Saravanan Subbiah 2007-05-15

From the logs you attached, I can see that the transactions are getting struck in the server for some reason. Unfortunately that is all I can tell.

Can you please attach the program that caused this ? It can greatly help us in solving this issue.

Ron Bodkin 2007-05-16

Hi Saravanan, the program used for this test ties in with a lot of library code and can’t be shared. It might be possible to capture some logs for an extra diagnostic version of the application, if you could provide a way of running that?

Fiona OShea 2007-05-31

Keep watching this

Saravanan Subbiah 2007-06-19

Hi Ron,

We are thinking this could be related to Out Of Memory in the L2. Just to verify, can you please rerun the test with -verbosegc -XX:+PrintGCDetails for both L1 and L2 and resend the logs ? Also can you please set -Dcom.tc.l2.cachemanager.logging.enabled=true for L2 and -Dcom.tc.l1.cachemanager.logging.enabled=true for L1 when running the test ?
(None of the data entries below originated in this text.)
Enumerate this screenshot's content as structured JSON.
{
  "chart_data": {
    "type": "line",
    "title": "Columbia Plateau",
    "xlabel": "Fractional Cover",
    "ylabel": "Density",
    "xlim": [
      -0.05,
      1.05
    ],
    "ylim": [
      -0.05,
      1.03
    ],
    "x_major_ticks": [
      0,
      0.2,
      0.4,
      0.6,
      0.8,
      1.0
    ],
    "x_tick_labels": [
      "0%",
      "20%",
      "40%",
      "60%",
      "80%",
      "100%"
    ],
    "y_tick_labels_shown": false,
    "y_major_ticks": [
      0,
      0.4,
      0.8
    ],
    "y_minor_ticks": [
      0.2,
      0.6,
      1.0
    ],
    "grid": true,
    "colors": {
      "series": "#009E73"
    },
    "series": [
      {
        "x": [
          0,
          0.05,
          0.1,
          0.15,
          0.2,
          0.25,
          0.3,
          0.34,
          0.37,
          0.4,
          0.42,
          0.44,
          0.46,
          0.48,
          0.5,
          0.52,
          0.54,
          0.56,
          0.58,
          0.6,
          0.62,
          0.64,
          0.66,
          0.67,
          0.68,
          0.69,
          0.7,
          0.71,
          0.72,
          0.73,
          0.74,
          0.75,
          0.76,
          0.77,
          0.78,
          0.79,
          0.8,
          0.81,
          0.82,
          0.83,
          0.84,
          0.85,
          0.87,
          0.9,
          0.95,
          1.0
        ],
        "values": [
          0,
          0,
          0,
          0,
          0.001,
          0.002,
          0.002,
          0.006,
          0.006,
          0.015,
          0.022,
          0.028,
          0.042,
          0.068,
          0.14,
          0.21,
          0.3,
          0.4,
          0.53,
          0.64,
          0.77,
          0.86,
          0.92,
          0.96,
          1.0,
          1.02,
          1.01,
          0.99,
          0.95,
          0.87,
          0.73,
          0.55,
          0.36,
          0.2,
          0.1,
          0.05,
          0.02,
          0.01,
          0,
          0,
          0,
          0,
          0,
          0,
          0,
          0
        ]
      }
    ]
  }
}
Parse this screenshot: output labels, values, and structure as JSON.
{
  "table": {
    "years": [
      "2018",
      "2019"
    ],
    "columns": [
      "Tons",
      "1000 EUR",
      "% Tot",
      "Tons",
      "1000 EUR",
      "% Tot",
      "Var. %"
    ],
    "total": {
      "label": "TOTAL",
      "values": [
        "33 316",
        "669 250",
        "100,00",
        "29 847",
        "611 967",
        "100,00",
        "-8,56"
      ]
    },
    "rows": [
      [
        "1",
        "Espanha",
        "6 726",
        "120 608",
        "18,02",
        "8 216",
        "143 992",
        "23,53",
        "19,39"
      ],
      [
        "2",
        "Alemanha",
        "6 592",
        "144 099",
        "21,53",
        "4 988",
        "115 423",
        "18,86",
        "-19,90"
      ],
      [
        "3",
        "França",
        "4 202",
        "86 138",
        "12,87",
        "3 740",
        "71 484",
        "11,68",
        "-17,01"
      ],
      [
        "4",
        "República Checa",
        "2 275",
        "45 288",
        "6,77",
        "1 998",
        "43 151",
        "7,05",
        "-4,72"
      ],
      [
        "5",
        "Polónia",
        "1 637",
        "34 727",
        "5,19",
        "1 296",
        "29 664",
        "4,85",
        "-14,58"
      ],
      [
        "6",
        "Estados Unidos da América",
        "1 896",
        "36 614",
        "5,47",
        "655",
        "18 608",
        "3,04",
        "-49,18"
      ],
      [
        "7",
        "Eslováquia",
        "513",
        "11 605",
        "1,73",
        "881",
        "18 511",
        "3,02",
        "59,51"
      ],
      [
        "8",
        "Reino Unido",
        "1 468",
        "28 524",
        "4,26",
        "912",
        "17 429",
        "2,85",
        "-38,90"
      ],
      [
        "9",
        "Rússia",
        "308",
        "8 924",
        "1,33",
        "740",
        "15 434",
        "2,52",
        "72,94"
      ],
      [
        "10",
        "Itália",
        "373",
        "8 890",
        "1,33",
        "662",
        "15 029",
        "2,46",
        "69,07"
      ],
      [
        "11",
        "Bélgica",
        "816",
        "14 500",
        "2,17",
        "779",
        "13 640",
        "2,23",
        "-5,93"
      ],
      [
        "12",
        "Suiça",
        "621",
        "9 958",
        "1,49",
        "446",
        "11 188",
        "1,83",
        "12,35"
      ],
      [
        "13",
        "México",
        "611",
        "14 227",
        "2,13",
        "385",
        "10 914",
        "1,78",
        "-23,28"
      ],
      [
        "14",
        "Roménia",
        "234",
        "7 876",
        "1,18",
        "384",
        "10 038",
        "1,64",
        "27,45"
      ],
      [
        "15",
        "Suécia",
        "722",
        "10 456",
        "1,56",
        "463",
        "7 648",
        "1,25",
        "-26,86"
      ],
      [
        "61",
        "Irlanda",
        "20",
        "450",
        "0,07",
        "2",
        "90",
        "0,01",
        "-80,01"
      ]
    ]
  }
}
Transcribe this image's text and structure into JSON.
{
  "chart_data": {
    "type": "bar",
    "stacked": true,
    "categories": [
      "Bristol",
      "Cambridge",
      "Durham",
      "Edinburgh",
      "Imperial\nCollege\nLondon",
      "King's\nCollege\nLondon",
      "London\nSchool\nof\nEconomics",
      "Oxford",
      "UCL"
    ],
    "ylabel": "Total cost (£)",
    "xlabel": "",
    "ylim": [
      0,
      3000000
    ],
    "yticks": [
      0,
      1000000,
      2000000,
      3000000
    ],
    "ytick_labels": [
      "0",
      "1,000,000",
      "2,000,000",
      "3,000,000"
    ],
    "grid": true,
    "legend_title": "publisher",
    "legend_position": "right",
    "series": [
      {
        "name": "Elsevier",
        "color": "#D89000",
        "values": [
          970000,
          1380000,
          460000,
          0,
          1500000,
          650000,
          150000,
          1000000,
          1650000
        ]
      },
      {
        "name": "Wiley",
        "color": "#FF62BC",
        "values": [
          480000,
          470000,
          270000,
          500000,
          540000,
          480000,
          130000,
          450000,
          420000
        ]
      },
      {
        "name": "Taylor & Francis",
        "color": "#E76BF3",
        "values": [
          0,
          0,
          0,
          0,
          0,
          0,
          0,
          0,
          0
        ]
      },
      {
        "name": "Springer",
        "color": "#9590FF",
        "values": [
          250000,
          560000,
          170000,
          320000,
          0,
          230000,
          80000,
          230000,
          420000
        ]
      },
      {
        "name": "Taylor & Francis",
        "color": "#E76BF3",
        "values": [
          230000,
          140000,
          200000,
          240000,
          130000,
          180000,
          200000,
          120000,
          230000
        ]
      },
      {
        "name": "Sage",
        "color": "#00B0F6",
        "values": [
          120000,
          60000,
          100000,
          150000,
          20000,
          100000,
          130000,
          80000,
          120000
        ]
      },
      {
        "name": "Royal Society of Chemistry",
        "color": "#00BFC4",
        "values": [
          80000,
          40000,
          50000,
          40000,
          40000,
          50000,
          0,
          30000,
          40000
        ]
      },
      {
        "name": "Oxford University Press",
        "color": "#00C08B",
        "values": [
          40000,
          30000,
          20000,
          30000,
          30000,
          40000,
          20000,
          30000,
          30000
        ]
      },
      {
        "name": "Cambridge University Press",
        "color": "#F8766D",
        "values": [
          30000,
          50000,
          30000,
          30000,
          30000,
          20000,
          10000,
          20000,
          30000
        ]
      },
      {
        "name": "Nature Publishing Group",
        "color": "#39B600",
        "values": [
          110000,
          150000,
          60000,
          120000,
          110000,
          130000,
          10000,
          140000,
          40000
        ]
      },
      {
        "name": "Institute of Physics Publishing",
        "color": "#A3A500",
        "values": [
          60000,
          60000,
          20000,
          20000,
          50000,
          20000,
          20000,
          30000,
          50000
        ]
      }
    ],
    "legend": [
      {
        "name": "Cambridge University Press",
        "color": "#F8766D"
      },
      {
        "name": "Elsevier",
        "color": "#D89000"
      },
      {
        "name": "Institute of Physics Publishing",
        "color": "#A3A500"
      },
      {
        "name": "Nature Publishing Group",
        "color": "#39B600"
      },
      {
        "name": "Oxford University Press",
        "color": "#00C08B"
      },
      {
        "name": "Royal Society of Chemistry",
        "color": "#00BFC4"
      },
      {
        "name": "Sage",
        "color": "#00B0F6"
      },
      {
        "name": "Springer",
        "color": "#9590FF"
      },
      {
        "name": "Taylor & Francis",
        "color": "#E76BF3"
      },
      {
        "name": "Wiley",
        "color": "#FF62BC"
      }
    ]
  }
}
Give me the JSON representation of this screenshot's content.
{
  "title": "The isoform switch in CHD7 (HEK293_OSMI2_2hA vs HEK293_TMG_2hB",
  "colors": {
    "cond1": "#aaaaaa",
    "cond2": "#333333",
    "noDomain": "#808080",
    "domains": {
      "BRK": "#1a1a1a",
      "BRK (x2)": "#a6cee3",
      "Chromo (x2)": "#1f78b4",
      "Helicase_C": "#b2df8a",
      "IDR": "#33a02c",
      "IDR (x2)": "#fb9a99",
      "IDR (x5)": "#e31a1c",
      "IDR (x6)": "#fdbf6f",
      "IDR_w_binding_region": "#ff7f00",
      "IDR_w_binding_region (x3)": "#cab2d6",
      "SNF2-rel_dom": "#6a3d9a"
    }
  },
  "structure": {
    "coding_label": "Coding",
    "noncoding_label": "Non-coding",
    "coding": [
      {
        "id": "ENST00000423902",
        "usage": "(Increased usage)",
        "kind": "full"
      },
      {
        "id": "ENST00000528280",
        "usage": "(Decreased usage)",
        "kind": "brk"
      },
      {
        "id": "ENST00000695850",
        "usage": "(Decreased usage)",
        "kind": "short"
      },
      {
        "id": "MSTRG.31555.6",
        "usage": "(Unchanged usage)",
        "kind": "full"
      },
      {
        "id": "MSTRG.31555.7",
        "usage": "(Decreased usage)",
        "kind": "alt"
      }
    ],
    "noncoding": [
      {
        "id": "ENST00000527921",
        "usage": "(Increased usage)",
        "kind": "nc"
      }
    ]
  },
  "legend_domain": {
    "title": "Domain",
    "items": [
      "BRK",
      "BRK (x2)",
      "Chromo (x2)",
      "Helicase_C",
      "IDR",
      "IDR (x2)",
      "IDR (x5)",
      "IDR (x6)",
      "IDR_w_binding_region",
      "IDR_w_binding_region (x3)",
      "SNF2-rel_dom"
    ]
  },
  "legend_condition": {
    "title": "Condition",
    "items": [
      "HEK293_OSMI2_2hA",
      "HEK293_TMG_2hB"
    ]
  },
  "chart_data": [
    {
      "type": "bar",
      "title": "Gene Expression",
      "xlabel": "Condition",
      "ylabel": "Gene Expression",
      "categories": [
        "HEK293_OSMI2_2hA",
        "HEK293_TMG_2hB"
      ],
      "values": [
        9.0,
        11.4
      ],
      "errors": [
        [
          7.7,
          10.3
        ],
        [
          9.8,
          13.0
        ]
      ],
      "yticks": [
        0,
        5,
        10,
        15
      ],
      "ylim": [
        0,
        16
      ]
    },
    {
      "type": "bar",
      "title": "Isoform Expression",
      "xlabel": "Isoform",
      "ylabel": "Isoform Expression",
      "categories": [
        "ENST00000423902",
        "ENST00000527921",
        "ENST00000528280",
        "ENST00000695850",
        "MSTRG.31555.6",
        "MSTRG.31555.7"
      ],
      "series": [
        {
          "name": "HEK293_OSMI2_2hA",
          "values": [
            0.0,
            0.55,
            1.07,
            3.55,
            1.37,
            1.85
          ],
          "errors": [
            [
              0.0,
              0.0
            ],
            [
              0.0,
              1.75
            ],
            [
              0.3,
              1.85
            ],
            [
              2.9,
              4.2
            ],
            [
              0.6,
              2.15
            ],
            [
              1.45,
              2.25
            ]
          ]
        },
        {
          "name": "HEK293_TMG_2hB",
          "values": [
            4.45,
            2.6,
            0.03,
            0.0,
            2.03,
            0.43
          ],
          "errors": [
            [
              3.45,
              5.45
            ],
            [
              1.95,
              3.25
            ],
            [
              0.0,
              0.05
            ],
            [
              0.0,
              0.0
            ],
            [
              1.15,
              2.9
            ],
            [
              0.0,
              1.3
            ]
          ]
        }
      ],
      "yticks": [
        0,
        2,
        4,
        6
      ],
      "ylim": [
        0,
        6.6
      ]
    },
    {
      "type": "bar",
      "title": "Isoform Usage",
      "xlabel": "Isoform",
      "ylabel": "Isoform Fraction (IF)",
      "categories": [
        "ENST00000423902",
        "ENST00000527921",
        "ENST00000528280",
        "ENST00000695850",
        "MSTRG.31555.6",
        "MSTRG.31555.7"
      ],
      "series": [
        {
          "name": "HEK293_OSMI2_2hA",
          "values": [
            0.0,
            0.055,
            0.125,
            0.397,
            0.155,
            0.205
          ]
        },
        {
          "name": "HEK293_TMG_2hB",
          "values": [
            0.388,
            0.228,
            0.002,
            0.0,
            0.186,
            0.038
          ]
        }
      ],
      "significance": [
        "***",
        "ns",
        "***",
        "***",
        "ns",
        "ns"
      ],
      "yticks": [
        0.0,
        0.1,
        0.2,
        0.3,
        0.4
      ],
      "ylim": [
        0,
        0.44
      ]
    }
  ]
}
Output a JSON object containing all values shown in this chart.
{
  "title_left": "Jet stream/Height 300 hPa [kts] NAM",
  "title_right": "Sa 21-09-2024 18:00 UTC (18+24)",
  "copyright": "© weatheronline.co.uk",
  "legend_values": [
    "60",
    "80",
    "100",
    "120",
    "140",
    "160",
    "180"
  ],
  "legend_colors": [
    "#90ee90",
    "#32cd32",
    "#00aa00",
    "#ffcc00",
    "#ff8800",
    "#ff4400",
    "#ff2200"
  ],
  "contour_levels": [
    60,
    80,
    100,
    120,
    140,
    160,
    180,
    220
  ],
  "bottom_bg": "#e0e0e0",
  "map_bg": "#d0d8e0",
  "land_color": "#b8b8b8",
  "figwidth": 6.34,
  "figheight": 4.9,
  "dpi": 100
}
This will give us more output that will help us debug.

thanks, Saravanan

Saravanan Subbiah 2007-07-20

We were able to reproduce this issue with an inhouse test. The problem could happen when a single transaction could contain changes to more than 5000 objects.

The fix was pushed into 2.4 and trunk.

Fiona OShea 2008-02-22

Appears that this has been resolved months ago.